Actually the higher the number the lower the resistance and less heat.
Resistance is what creates heat.
So the lower the number higher the resistance which the result is more heat.
Think if it as rubbing your hands together, increasing the pressure which increases resistance creates more heat, but slowing the movement down, but when you reduce the pressure creates it crease less heat but faster the movement.
I don't really understand that...
I only did 2 years of simple electronics at high school, but isn't ohms essentially a measurement of resistance?
More ohms = more resistance?
I understand the concept that more resistance = more heat, since the excess energy has to be lost somewhere, so that gets converted to heat, but I thought it was working sorta differently with w9 gear.
I had always pictured it along the following lines:
The "wire" (wire in a kiss cart, ceramic rod in a herc) can allow X current to flow through it without heating up, and any current in excess of that gets "lost" as heat energy.
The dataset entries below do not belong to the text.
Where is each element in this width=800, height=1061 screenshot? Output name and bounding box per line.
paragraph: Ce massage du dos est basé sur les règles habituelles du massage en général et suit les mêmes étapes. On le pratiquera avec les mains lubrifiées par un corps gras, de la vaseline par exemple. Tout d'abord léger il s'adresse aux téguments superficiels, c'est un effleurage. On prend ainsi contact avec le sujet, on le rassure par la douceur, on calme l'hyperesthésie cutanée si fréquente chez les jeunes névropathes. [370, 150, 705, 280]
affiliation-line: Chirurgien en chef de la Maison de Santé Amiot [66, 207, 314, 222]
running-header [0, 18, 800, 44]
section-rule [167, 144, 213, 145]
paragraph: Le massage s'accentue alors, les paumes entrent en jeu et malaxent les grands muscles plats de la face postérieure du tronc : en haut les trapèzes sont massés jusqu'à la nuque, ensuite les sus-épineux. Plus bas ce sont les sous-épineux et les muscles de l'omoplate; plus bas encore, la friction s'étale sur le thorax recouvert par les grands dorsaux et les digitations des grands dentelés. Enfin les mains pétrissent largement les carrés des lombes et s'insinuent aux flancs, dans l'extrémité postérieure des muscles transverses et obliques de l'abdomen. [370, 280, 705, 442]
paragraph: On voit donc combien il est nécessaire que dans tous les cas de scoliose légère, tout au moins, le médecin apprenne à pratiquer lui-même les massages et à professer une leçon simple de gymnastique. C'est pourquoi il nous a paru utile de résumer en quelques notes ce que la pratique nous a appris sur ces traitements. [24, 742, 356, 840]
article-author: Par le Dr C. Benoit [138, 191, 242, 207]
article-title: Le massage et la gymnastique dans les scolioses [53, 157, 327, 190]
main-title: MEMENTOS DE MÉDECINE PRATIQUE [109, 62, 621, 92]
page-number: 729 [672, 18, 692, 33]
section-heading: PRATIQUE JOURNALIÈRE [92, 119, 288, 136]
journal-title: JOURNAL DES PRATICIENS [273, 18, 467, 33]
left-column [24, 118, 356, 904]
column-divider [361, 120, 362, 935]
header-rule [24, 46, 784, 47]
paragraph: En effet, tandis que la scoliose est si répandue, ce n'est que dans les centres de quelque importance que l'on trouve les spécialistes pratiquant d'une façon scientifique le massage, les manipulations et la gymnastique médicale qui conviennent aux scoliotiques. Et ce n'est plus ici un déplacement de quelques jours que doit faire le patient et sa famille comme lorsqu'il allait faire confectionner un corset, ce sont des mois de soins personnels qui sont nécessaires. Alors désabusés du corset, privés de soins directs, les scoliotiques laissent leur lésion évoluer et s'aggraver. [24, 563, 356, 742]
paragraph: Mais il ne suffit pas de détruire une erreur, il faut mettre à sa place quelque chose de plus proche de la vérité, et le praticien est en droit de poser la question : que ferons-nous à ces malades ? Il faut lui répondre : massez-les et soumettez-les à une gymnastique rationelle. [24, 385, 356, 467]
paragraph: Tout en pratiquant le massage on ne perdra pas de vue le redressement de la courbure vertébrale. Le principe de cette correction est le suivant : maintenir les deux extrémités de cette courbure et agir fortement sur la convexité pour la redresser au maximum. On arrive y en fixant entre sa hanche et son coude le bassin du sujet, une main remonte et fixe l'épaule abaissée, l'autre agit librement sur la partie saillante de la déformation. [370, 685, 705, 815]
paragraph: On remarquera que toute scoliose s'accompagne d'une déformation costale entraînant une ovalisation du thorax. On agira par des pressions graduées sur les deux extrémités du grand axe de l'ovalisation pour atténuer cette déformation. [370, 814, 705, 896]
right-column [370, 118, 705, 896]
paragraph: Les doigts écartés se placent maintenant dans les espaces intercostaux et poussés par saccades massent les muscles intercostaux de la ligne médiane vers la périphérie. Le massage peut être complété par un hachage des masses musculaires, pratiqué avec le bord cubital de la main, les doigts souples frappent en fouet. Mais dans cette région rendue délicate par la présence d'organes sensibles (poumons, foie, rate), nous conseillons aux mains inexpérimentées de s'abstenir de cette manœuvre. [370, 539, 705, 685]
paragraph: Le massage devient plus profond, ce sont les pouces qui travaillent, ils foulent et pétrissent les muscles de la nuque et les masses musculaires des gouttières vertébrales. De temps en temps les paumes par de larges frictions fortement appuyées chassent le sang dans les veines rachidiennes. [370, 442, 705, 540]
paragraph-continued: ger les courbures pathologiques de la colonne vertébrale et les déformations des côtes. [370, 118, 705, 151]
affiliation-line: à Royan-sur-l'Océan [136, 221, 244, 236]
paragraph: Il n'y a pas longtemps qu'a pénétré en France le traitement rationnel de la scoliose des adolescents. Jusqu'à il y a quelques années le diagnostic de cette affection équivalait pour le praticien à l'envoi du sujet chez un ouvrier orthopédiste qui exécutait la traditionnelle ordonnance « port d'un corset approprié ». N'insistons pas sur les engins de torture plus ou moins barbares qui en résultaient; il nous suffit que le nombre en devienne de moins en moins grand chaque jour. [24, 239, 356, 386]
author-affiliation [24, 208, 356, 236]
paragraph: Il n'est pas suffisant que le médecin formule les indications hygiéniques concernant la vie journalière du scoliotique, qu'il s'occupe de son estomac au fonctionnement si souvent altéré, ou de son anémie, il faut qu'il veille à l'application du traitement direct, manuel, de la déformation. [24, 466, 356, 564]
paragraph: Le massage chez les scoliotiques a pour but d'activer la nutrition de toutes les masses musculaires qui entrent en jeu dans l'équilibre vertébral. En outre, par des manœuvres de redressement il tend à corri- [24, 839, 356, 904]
The battery puts out more current than the "wire" can handle without heating.
By adding some resistance, we are fine tuning how much current gets to the "wire".
The lower the resistance, the less the current is being restricted, so the "wire" will heat up more.
The higher the resistance, the less current we are allowing to the "wire", so there's less excess current to be offloaded as heat?
I'm just really confused by the statement
Actually the higher the number the lower the resistance and less heat.
Because its kinda the opposite of what I thought...
Can anyone explain the theory behind it a bit better?